Multiple dysregulated pathways in tumors necessitate targeting multiple oncogenic elements by combining orthogonal therapeutic moieties like short-interfering RNAs (siRNA) and drug molecules in order to achieve a synergistic therapeutic effect. In this manuscript, we describe the synthesis of cyclodextrin-modified dendritic polyamines (DexAMs) and their application as a multicomponent delivery vehicle for translocating siRNA and anticancer drugs. The presence of β-cyclodextrins in our DexAMs facilitated complexation and intracellular uptake of hydrophobic anticancer drugs, suberoylanilide hydroxamic acid (SAHA) and erlotinib, whereas the cationic polyamine backbone allowed for electrostatic interaction with the negatively charged siRNA. The DexAM complexes were found to have minimal cytotoxicity over a wide range of concentrations and were found to efficiently deliver siRNA, thereby silencing the expression of targeted genes.

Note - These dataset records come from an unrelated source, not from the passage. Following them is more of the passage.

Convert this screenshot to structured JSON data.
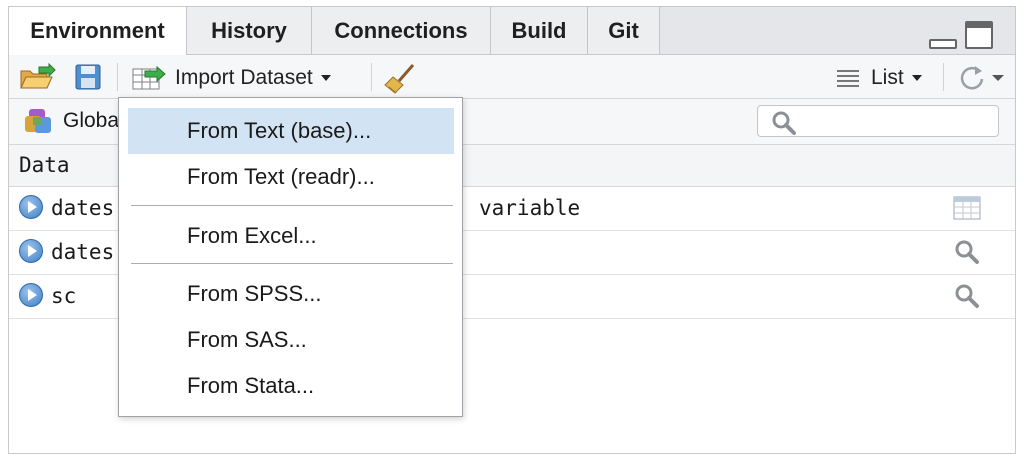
{
  "tabs": [
    {
      "label": "Environment",
      "active": true
    },
    {
      "label": "History",
      "active": false
    },
    {
      "label": "Connections",
      "active": false
    },
    {
      "label": "Build",
      "active": false
    },
    {
      "label": "Git",
      "active": false
    }
  ],
  "toolbar": {
    "import_label": "Import Dataset",
    "view_label": "List"
  },
  "env": {
    "scope_label": "Global Environment",
    "search_placeholder": ""
  },
  "data_section": {
    "header": "Data",
    "rows": [
      {
        "name": "dates",
        "value": "variable",
        "action_icon": "grid-view-icon"
      },
      {
        "name": "dates",
        "value": "",
        "action_icon": "magnifier-icon"
      },
      {
        "name": "sc",
        "value": "",
        "action_icon": "magnifier-icon"
      }
    ]
  },
  "import_menu": {
    "items": [
      {
        "label": "From Text (base)...",
        "selected": true
      },
      {
        "label": "From Text (readr)...",
        "selected": false
      },
      {
        "label": "From Excel...",
        "selected": false
      },
      {
        "label": "From SPSS...",
        "selected": false
      },
      {
        "label": "From SAS...",
        "selected": false
      },
      {
        "label": "From Stata...",
        "selected": false
      }
    ]
  },
  "colors": {
    "menu_highlight": "#d2e3f3",
    "accent_blue": "#3d7fc4",
    "tab_bar": "#e4e6e9"
  }
}
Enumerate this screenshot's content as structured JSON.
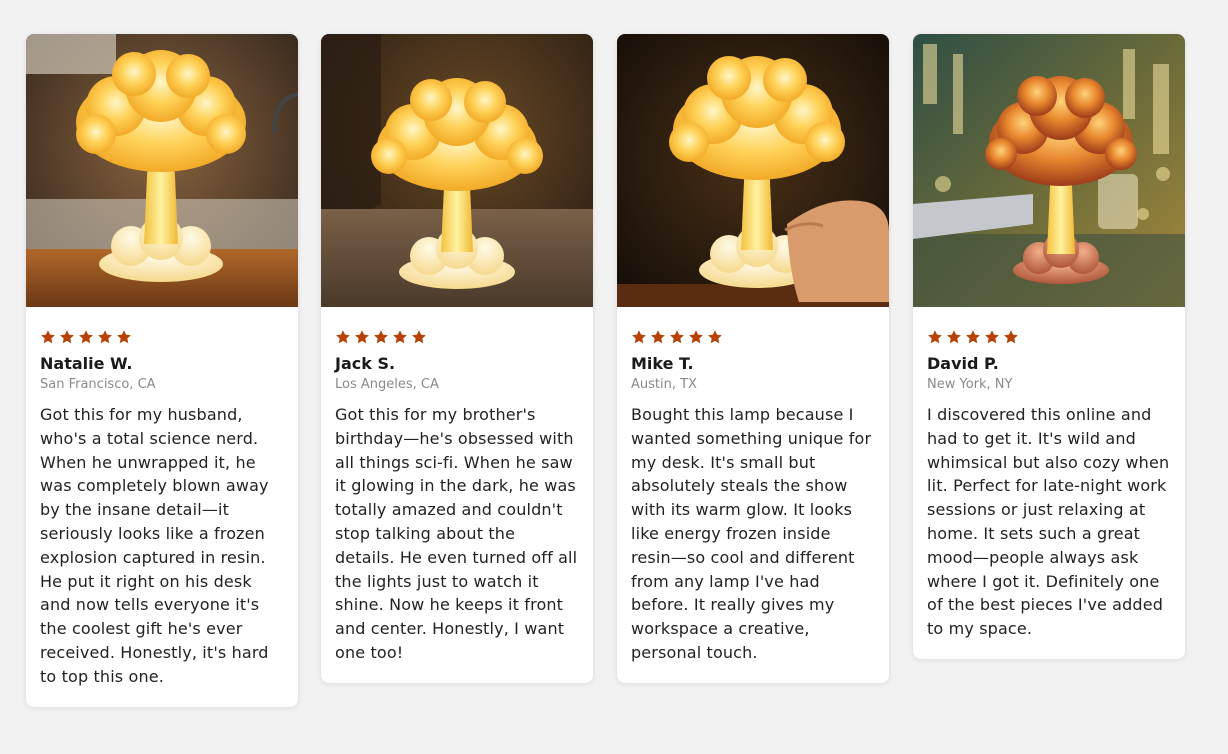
{
  "colors": {
    "star": "#b64207",
    "background": "#f2f2f2",
    "card": "#ffffff"
  },
  "reviews": [
    {
      "rating": 5,
      "name": "Natalie W.",
      "location": "San Francisco, CA",
      "text": "Got this for my husband, who's a total science nerd. When he unwrapped it, he was completely blown away by the insane detail—it seriously looks like a frozen explosion captured in resin. He put it right on his desk and now tells everyone it's the coolest gift he's ever received. Honestly, it's hard to top this one.",
      "image": "mushroom-cloud-lamp-on-kitchen-counter"
    },
    {
      "rating": 5,
      "name": "Jack S.",
      "location": "Los Angeles, CA",
      "text": "Got this for my brother's birthday—he's obsessed with all things sci-fi. When he saw it glowing in the dark, he was totally amazed and couldn't stop talking about the details. He even turned off all the lights just to watch it shine. Now he keeps it front and center. Honestly, I want one too!",
      "image": "mushroom-cloud-lamp-on-carpet"
    },
    {
      "rating": 5,
      "name": "Mike T.",
      "location": "Austin, TX",
      "text": "Bought this lamp because I wanted something unique for my desk. It's small but absolutely steals the show with its warm glow. It looks like energy frozen inside resin—so cool and different from any lamp I've had before. It really gives my workspace a creative, personal touch.",
      "image": "mushroom-cloud-lamp-held-in-hand"
    },
    {
      "rating": 5,
      "name": "David P.",
      "location": "New York, NY",
      "text": "I discovered this online and had to get it. It's wild and whimsical but also cozy when lit. Perfect for late-night work sessions or just relaxing at home. It sets such a great mood—people always ask where I got it. Definitely one of the best pieces I've added to my space.",
      "image": "mushroom-cloud-lamp-on-glass-desk"
    }
  ]
}
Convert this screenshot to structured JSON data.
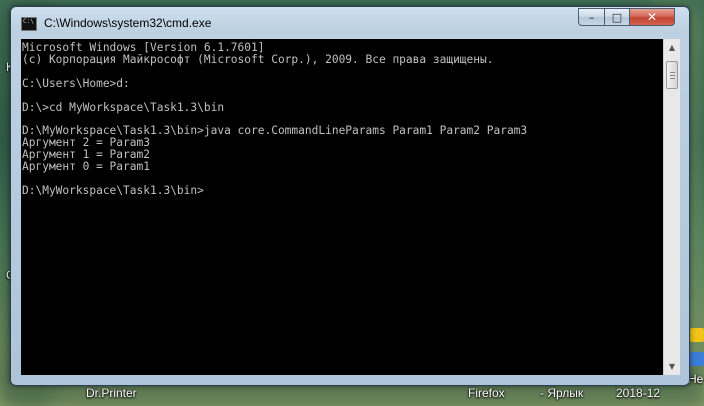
{
  "window": {
    "title": "C:\\Windows\\system32\\cmd.exe",
    "buttons": {
      "minimize": "–",
      "maximize": "□",
      "close": "✕"
    }
  },
  "console": {
    "lines": [
      "Microsoft Windows [Version 6.1.7601]",
      "(c) Корпорация Майкрософт (Microsoft Corp.), 2009. Все права защищены.",
      "",
      "C:\\Users\\Home>d:",
      "",
      "D:\\>cd MyWorkspace\\Task1.3\\bin",
      "",
      "D:\\MyWorkspace\\Task1.3\\bin>java core.CommandLineParams Param1 Param2 Param3",
      "Аргумент 2 = Param3",
      "Аргумент 1 = Param2",
      "Аргумент 0 = Param1",
      "",
      "D:\\MyWorkspace\\Task1.3\\bin>"
    ]
  },
  "desktop": {
    "labels": {
      "dr_printer": "Dr.Printer",
      "firefox": "Firefox",
      "shortcut": "- Ярлык",
      "date": "2018-12",
      "left_k": "K",
      "left_g": "G",
      "right_ne": "Не"
    }
  },
  "colors": {
    "console_bg": "#000000",
    "console_fg": "#c0c0c0",
    "close_button": "#c14432",
    "window_frame": "#bdd1e2"
  }
}
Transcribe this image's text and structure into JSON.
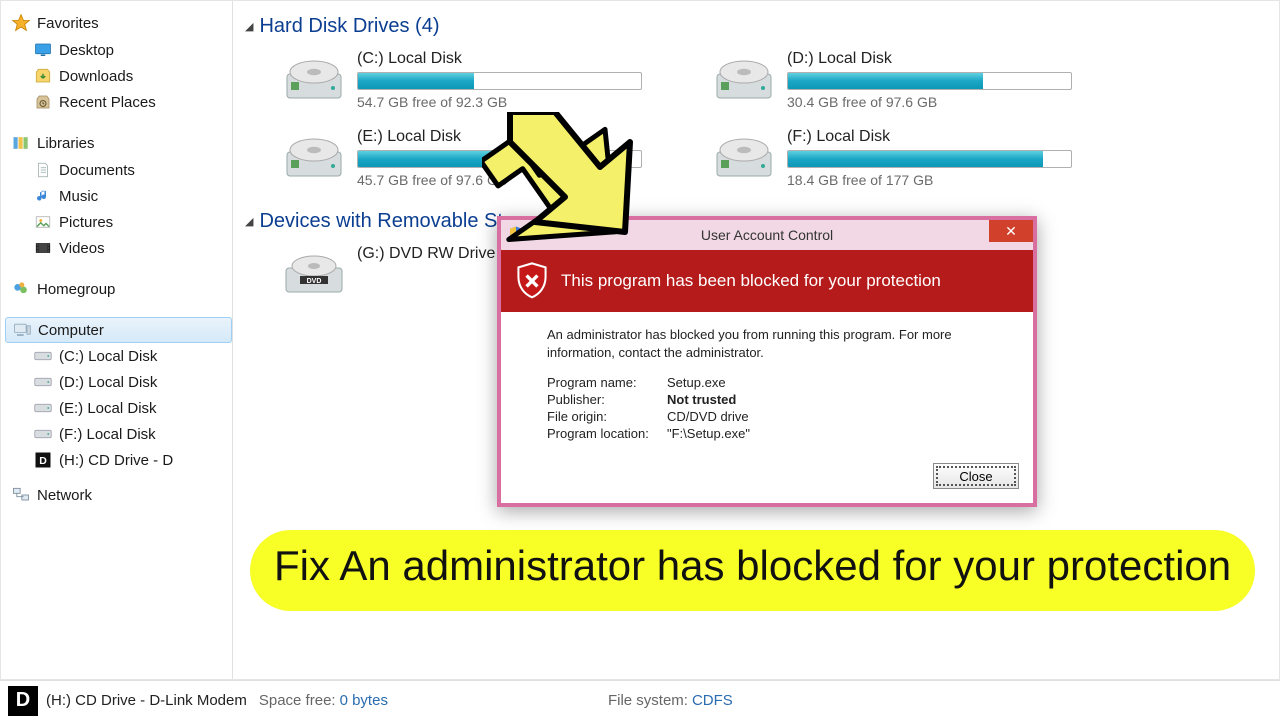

As a proof of concept, we demonstrated that upon appropriate modification with targeting ligands, we were able to simultaneously deliver multiple payloads--siRNA against oncogenic receptor, EGFRvIII and anticancer drugs (SAHA or erlotinib)--efficiently and selectively to glioblastoma cells. Codelivery of siRNA-EGFRvIII and SAHA/erlotinib in glioblastoma cells was found to significantly inhibit cell proliferation and induce apoptosis, as compared to the individual treatments.